The Hebrew that is translated as “Saul has killed his thousands; and David his tens of thousands” or similar in English is translated in Falam Chin as “Saul killed by the hundreds, David killed by the thousands.”
Stephen Hre Kio explains (in The Bible Translator 1990, p. 210ff.):
“While translating the book of 1 Samuel, we came across a number of verses (18:7; 21:11; 29:5) where people sang praises to David for his skill in killing the Philistines. The people sang: ‘Saul has slain his thousands, and David his ten thousands.’ I asked myself: Did the people of Israel actually count the bodies killed by Saul (thousands) and by David (ten thousands) at every place where battles had taken place? It was very doubtful to me that they did it.

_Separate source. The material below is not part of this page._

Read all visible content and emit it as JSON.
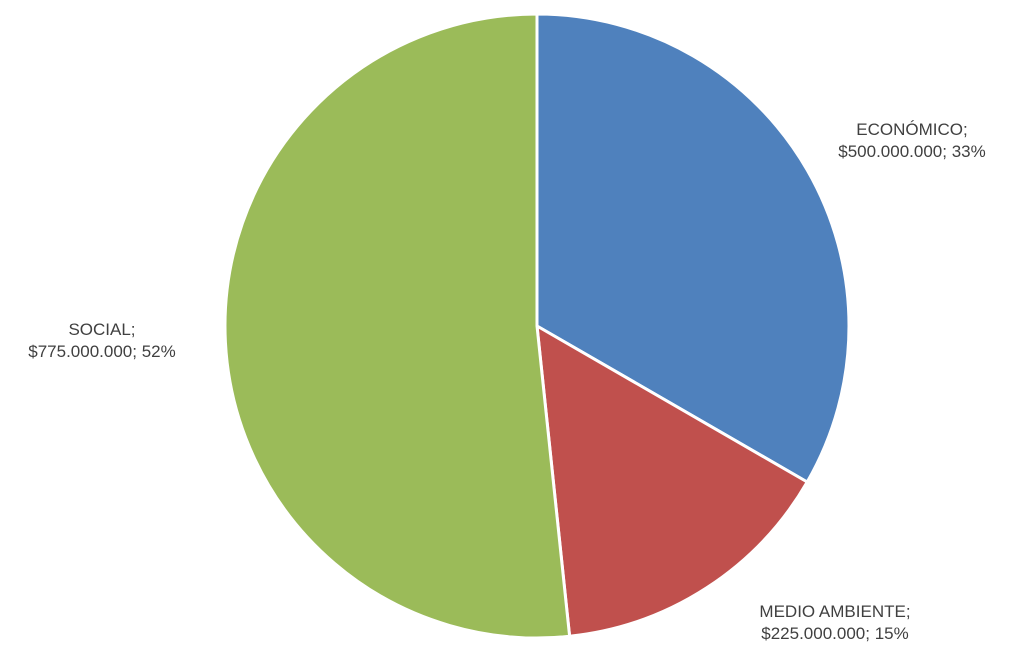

It seemed more likely that they sang this song with a figurative meaning: that is, David had killed ten times more than Saul had, without any thought for the exact numbers. Being figurative it was not necessary that we translate the verse literally; adjustment could be made if necessary without being unfaithful to the text. Compelling us in this direction was also the fact that in the Falam language it would be unnatural to translate the above song literally. It would be funny to sing it. So we changed it to read ‘hundreds’ and ‘thousands’:
‘Saul killed by the hundreds,
David killed by the thousands.’
“Fortunately there is even an internal rhyme in this verse in Falam. And the figurative meaning of David killing ‘ten times’ more than Saul did is kept. This, in my view, is an acceptable translation in spite of the adjustment made. The principle of making an appropriate adjustment in figurative language without being unfaithful to the text seems to be true in this case also.”